The reason string theory requires extra dimensions is that trying to eliminate them results in much more complicated mathematical equations. It’s not impossible, but most physicists haven’t pursued these concepts in a great deal of depth, leaving science (perhaps by default) with a theory that requires many extra dimensions.

From the time of Descartes, mathematicians have been able to translate between geometric and physical representations. Mathematicians can tackle their equations in virtually any number of dimensions that they choose, even if they can’t visually picture what they’re talking about.

One of the tools mathematicians use in exploring higher dimensions is analogy. If you start with a zero-dimensional point and extend it through space, you get a one-dimensional line. If you take that line and extend it into a second dimension, you end up with a square.

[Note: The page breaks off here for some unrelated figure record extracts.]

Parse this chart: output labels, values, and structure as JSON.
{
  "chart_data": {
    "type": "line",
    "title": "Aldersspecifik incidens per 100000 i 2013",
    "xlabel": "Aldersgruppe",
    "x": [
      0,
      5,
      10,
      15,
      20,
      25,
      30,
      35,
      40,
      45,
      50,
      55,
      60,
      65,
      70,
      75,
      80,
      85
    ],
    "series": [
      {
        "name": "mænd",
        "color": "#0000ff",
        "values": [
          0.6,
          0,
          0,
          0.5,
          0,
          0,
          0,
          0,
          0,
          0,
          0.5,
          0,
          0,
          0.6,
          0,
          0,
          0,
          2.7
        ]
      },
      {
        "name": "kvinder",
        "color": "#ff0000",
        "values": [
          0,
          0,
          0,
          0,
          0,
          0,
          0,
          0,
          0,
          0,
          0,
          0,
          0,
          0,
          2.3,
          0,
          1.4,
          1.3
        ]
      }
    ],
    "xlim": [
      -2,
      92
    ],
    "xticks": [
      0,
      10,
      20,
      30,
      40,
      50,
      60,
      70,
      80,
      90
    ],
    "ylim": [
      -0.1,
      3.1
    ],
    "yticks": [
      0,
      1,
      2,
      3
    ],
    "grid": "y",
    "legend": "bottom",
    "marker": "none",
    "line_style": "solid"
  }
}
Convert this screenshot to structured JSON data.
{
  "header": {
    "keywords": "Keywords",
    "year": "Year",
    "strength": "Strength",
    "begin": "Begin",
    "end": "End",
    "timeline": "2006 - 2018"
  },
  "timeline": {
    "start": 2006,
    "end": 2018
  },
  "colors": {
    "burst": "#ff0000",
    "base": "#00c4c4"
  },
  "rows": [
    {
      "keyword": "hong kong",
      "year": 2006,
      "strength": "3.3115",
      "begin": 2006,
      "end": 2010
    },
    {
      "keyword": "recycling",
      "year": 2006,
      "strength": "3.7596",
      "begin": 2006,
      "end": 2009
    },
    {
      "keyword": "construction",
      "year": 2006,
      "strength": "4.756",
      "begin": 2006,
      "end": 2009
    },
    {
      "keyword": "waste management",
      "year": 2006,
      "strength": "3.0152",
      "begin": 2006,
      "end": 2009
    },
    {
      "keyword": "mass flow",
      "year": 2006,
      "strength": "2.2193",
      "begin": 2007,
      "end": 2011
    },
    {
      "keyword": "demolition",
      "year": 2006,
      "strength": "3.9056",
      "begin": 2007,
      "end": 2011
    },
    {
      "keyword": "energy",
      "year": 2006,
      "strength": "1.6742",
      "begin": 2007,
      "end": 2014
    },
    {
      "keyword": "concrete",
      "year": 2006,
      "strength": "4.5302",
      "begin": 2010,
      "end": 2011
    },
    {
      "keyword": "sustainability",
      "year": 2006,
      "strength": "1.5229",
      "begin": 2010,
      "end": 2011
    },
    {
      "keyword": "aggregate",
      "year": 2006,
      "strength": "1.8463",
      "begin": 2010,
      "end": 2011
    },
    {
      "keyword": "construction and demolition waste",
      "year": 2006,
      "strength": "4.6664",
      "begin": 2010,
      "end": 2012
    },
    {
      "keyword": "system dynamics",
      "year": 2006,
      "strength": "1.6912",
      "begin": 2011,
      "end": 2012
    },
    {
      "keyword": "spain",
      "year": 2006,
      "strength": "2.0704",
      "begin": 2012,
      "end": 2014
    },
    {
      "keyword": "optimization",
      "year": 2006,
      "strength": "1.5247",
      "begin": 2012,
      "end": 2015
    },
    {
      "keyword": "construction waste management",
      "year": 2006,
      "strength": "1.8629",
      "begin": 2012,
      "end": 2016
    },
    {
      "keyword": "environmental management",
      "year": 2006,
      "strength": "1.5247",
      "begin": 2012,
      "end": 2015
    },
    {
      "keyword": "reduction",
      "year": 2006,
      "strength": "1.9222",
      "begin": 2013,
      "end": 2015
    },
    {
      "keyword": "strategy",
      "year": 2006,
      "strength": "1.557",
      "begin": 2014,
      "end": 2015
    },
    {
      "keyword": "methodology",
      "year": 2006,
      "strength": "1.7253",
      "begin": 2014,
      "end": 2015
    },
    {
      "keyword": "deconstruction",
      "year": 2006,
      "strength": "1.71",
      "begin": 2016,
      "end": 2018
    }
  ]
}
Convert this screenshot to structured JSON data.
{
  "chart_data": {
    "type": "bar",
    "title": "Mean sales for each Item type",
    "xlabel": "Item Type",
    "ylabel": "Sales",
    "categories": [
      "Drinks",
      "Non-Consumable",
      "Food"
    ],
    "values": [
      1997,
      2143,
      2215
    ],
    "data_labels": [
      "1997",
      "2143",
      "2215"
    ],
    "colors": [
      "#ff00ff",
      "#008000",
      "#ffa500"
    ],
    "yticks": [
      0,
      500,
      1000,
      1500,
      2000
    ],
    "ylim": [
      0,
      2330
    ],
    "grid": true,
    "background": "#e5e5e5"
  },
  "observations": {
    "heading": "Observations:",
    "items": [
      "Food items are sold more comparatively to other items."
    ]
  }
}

If you extend a square through a third dimension, you end up with a cube. If you then were to take a cube and extend into a fourth dimension, you’d get a shape called a hypercube.

A line has two “corners” but extending it to a square gives four corners, while a cube has eight corners. By continuing to extend this algebraic relationship, a hypercube would be a four-dimensional object with 16 corners, and a similar relationship can be used to create analogous objects in additional dimensions. Such objects are obviously well outside of what our minds can picture.

Humans aren’t psychologically wired to be able to picture more than three space dimensions. A handful of mathematicians (and possibly some physicists) have devoted their lives to the study of extra dimensions so fully that they may be able to actually picture a four-dimensional object, such as a hypercube. Most mathematicians can’t (so don’t feel bad if you can’t).

Whole fields of mathematics — linear algebra, abstract algebra, topology, knot theory, complex analysis, and others — exist with the sole purpose of trying to take abstract concepts, frequently with large numbers of possible variables, degrees of freedom, or dimensions, and make sense of them.

These sorts of mathematical tools are at the heart of string theory. Regardless of the ultimate success or failure of string theory as a physical model of reality, it has motivated mathematics to grow and explore new questions in new ways, and for that alone, it has proved useful.